International Association for Cryptologic Research

International Association
for Cryptologic Research

IACR News item: 07 August 2022

Tomoki Moriya
ePrint Report ePrint Report
Isogeny-based cryptography is one of the candidates for post-quantum cryptography. SIDH is a compact and efficient isogeny-based key exchange, and SIKE, which is the SIDH-based key encapsulation mechanism, remains the NIST PQC Round 4. However, by the brilliant attack provided by Castryck and Decru, the original SIDH is broken in polynomial time (with heuristics).

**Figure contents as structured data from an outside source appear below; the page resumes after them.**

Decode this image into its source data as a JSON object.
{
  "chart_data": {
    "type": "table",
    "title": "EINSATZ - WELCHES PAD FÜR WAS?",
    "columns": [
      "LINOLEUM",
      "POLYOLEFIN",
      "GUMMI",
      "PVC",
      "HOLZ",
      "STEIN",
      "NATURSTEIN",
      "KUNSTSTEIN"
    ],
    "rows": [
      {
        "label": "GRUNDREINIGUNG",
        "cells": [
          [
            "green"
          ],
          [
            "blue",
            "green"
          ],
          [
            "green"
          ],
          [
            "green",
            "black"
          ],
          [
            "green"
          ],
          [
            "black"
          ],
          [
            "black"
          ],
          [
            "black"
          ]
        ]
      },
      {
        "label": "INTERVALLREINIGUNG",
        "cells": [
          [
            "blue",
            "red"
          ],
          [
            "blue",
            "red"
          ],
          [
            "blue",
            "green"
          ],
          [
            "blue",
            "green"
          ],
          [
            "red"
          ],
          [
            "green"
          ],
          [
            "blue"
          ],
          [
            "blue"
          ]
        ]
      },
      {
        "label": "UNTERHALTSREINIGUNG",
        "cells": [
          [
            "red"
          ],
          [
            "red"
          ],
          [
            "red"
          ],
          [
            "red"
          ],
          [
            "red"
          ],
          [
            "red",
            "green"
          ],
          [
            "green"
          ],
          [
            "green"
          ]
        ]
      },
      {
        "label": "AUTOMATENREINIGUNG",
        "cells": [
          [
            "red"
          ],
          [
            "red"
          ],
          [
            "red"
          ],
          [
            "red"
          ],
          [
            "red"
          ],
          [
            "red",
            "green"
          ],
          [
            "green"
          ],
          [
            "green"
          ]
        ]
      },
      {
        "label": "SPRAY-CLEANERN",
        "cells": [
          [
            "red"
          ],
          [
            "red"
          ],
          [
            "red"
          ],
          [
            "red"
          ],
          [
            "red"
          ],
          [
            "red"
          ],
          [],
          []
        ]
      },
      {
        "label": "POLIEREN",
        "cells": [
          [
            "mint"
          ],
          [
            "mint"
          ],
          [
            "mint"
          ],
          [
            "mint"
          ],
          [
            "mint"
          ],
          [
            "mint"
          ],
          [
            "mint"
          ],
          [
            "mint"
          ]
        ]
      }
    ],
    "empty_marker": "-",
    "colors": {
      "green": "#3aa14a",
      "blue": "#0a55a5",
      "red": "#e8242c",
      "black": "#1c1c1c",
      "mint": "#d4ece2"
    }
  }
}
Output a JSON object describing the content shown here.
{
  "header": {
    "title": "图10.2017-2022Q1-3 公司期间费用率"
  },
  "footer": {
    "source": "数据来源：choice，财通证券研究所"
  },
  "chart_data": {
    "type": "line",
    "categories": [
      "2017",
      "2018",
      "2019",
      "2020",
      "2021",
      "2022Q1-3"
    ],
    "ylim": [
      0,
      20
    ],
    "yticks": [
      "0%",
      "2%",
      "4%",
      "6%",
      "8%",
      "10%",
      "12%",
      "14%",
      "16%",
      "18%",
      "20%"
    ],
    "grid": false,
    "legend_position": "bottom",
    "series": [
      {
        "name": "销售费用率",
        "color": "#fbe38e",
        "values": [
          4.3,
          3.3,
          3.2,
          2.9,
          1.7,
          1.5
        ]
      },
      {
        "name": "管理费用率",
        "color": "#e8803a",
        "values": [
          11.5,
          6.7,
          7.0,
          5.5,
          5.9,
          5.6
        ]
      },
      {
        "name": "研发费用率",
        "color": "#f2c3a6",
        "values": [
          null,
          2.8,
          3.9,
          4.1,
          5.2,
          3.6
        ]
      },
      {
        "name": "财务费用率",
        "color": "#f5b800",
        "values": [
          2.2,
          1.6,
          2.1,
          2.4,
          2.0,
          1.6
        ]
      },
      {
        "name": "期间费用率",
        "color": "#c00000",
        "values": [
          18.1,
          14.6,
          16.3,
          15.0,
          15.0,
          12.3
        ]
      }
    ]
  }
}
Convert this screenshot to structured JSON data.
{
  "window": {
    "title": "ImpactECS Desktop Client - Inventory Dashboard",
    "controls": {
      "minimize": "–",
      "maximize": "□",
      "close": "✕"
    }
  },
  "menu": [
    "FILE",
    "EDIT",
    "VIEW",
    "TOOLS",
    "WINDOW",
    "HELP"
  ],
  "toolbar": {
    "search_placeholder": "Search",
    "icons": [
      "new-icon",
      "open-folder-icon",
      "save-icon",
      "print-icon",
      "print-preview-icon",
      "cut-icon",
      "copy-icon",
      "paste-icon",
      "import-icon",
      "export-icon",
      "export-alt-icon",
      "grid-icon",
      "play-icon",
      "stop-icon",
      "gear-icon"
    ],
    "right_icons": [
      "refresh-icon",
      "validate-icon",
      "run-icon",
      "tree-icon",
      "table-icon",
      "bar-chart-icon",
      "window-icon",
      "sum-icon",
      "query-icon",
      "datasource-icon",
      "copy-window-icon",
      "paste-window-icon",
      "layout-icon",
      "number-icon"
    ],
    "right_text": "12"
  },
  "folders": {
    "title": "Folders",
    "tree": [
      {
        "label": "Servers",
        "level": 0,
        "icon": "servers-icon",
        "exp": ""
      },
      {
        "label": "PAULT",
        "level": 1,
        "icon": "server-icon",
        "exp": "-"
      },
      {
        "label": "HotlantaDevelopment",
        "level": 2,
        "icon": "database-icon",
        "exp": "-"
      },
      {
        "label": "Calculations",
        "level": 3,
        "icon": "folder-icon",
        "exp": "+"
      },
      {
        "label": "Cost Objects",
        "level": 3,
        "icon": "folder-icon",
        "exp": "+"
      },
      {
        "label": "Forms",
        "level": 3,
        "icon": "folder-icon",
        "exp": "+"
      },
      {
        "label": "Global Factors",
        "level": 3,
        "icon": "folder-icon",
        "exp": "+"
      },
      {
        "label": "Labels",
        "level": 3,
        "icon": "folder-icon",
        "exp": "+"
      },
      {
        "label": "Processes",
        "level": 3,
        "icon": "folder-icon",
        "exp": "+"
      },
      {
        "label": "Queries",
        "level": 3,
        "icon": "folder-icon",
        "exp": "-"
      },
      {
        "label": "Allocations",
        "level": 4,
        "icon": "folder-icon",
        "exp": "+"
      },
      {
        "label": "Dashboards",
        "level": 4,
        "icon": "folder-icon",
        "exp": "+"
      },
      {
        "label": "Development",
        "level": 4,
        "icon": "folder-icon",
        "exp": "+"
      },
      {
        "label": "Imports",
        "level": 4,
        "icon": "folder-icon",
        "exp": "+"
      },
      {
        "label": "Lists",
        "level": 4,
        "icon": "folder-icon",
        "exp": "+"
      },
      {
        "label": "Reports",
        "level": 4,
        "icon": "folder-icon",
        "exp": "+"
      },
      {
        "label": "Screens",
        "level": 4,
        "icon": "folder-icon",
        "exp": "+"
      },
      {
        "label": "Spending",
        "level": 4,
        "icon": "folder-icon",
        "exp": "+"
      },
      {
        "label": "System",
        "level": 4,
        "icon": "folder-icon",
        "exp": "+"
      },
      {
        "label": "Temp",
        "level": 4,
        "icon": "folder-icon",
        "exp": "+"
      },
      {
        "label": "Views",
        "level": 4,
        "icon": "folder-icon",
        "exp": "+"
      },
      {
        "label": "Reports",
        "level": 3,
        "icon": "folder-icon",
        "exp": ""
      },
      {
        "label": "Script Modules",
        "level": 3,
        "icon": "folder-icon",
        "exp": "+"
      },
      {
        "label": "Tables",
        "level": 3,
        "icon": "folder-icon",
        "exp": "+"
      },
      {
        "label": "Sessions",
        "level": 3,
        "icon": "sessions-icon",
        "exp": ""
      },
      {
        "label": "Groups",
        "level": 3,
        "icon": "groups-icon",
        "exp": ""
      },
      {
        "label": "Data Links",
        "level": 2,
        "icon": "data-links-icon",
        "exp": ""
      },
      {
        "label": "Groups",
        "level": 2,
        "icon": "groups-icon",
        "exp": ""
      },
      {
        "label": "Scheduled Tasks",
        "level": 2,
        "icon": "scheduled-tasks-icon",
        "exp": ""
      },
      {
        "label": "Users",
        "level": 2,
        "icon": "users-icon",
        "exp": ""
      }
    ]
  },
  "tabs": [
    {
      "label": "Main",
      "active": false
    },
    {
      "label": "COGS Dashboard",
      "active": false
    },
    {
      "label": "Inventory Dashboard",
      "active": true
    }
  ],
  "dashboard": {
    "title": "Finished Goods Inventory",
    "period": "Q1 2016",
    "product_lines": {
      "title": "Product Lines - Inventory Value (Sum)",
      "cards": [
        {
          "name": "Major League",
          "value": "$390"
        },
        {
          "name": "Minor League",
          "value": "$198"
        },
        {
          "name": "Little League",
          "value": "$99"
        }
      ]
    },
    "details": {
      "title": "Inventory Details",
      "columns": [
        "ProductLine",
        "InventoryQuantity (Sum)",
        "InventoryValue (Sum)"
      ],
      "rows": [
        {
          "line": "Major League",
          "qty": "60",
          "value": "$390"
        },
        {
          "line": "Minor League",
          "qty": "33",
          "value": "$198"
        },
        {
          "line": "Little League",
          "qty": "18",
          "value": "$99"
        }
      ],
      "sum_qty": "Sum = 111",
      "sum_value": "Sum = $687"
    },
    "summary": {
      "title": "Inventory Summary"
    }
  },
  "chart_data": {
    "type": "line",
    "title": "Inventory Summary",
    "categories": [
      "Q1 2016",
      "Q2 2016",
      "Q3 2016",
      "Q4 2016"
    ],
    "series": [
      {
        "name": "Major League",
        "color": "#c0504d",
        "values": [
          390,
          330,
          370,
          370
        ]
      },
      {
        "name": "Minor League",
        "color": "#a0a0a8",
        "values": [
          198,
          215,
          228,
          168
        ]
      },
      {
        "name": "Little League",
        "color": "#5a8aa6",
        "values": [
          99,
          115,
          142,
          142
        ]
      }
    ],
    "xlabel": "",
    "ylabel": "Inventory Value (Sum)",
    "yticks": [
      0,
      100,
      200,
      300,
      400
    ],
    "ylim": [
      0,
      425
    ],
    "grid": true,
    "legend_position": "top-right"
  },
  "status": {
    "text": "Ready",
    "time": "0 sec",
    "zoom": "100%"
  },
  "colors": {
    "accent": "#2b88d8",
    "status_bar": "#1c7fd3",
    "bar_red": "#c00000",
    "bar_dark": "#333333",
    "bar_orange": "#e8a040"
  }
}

To break the original SIDH, there are three important pieces of information in the public key: information about the endomorphism ring of a starting curve, some image points under a cyclic hidden isogeny, and the degree of the isogeny.

In this paper, we proposed the new isogeny-based scheme named \textit{masked-degree SIDH}. This scheme is the variant of SIDH that masks most information about degrees of hidden isogenies, and the first trial against Castryck--Decru attack. The main idea to cover degrees is to use many primes to compute isogenies that allow the degree to be more flexible. Though the size of the prime $p$ for this scheme is slightly larger than that of SIDH, this scheme resists current attacks using degrees of isogenies like the attack of Castryck and Decru. The most effective attack for masked-degree SIDH has $\tilde{O}(p^{1/(8\log_2{(\log_2{p})})})$ time complexity with classical computers and $\tilde{O}(p^{1/(16\log_2{(\log_2{p})})})$ time complexity with quantum computers in our analysis.